After completing his MA degree, Alexander won an Alexander Humboldt Stiftung scholarship to study at Tübingen University in (West) Germany. It was during this time that Alexander met many Algerian and Cuban students who introduced him to anti-colonialism and guerrilla warfare. By 1961, he completed his PhD in German literature. His political principles were fuelled by the Sharpeville massacre, which he learnt about while in Germany. He appreciated that although frustration can be self-defeating, it can also be at the root of constructive counter-action.

Alexander created the Yu Chi Chan Club (YCCC) to promote guerrilla warfare, and subsequently founded the National Liberation Front (NLF) to bring together people who were committed to the overthrow of the state, irrespective of their political ideology. As a teacher at Livingstone High School in Cape Town since 1961, he encouraged his students to apply critical thinking and independence of mind in their articulation of opinions.

In 1963, Alexander was detained, charged and convicted of conspiracy to commit sabotage. He spent 10 years in prison where he studied and obtained a BA honours degree in History. With former president Nelson Mandela, and Mac Maharaj, Alexander taught prisoners History, Law and Economics.

Once his ban ended, Alexander took up teaching part-time in the department of Sociology at the University of Cape Town. In 1990, he wrote a book titled Education and the Struggle for National Liberation in South Africa, in which he reiterated that efforts put into education would lead to the liberation of South Africa, not the other way round. He also headed the Workers’ Organisation for Socialist Action (Wosa) which was created to promote working-class interests.

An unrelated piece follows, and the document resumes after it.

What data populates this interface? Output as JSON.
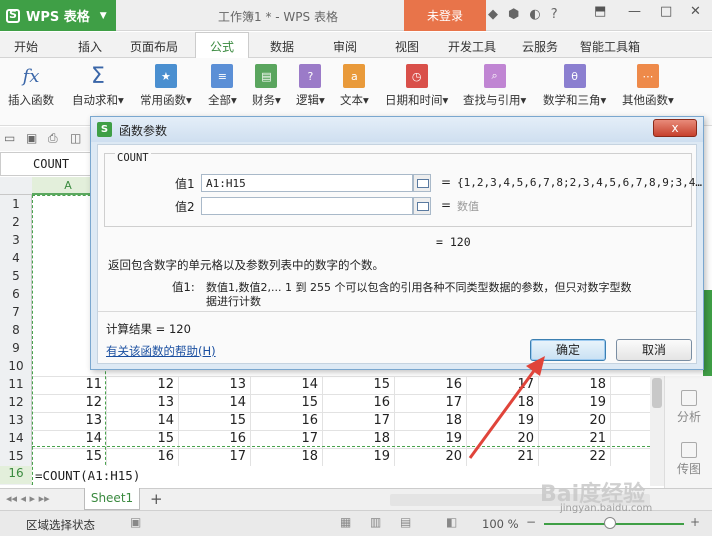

In 2004, Alexander was granted the Order of the Disa by the Western Cape Premier for his long-standing commitment to socio-political issues and education. In 2008, he won the Linguapax Prize, granted annually in Barcelona, to highlight his contributions to linguistic diversity and multilingual education during International Mother Language Day observed annually in February.

Dr Neville Alexander passed away in August 2012 in Cape Town.